The first treatment to receive FDA approval was valproate in 1995; it had previously been approved to treat migraines and epileptic seizures. It is an anticonvulsant, meaning it acts as a mood stabiliser and aids with manic episodes. However, valproate is largely ineffective at managing depressive states of patients with bipolar disorder.

Another anticonvulsant, lamotrigine, was approved for bipolar disorder in 2003 after being available for partial seizures from the early 1990s. It was developed for those who could not tolerate lithium or valproate.

Lamotrigine is believed to be most effective when paired with an anti-psychotic drug, such as risperidone, which was approved in 2003 to treat mixed and manic states associated with bipolar disorder. In 2007 it became the only drug agent other than lithium to be approved to treat bipolar disorder in patients between ten and 17 years old.

Anti-psychotics, anti-depressants and therapies

Anti-psychotics were originally created to treat schizophrenia, but it was discovered they can enhance the effects of mood stabilisers like anticonvulsants in the longer term.

Other anti-psychotic drugs for bipolar disorder include olanzapine, which was approved by the FDA in 2000. Olanzapine is marketed by Eli Lilly as Zypreza, however, it has been available as a generic since 2011. It is recommended by the UK’s National Institute of Heath and Care Excellence (NICE) as a treatment for acute mania in combination with fluoxetine for depression.

There is a debate within the medical community about studies that have suggested that anti-depressants may end up worsening bipolar disorder in the long run.

From the 1990s onwards, doctors also began to combine medication with therapeutic treatments like cognitive behavioural therapy, psychoeducation and interpersonal and social rhythm therapy to help treat bipolar disorder.

Defined as a spectrum disorder

In 2011, the US NIMH and the World Health Organisation (WHO) conducted research into three types of the disorder across 11 countries in the Americas, Europe, Asia, the Middle East and New Zealand.

The NIMH-WHO study concluded that because the disorder has a multi-dimensional nature and overlaps with symptoms of other disorders, it should be characterised as a spectrum disorder.
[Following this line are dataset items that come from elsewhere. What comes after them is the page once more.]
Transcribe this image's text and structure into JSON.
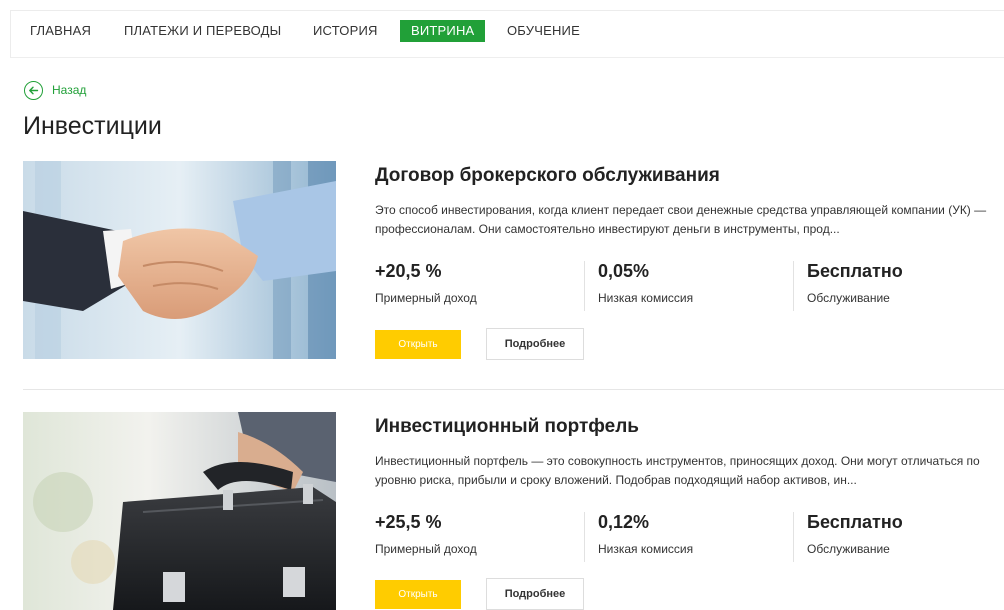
{
  "nav": {
    "items": [
      {
        "label": "ГЛАВНАЯ"
      },
      {
        "label": "ПЛАТЕЖИ И ПЕРЕВОДЫ"
      },
      {
        "label": "ИСТОРИЯ"
      },
      {
        "label": "ВИТРИНА",
        "active": true
      },
      {
        "label": "ОБУЧЕНИЕ"
      }
    ]
  },
  "back": {
    "label": "Назад",
    "icon": "arrow-left-circle-icon"
  },
  "page": {
    "title": "Инвестиции"
  },
  "products": [
    {
      "title": "Договор брокерского обслуживания",
      "description": "Это способ инвестирования, когда клиент передает свои денежные средства управляющей компании (УК) — профессионалам. Они самостоятельно инвестируют деньги в инструменты, прод...",
      "image": "handshake-photo",
      "stats": [
        {
          "value": "+20,5 %",
          "label": "Примерный доход"
        },
        {
          "value": "0,05%",
          "label": "Низкая комиссия"
        },
        {
          "value": "Бесплатно",
          "label": "Обслуживание"
        }
      ],
      "open_label": "Открыть",
      "more_label": "Подробнее"
    },
    {
      "title": "Инвестиционный портфель",
      "description": "Инвестиционный портфель — это совокупность инструментов, приносящих доход. Они могут отличаться по уровню риска, прибыли и сроку вложений. Подобрав подходящий набор активов, ин...",
      "image": "briefcase-photo",
      "stats": [
        {
          "value": "+25,5 %",
          "label": "Примерный доход"
        },
        {
          "value": "0,12%",
          "label": "Низкая комиссия"
        },
        {
          "value": "Бесплатно",
          "label": "Обслуживание"
        }
      ],
      "open_label": "Открыть",
      "more_label": "Подробнее"
    }
  ],
  "colors": {
    "accent": "#21a038",
    "button_primary": "#ffcc00"
  }
}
It recommended that more research needed to be done to define the thresholds and boundaries of the symptoms of the disorder.

The fourth and most recent edition of the Diagnostic and Statistical Manual of Mental Disorders (DSM) classifies the disorder into four groups: bipolar disorder 1, bipolar disorder 2, cyclothymic disorder and bipolar not otherwise specified (NOS). Efforts are being made to properly subtype the spectrum and make the NOS category more specific.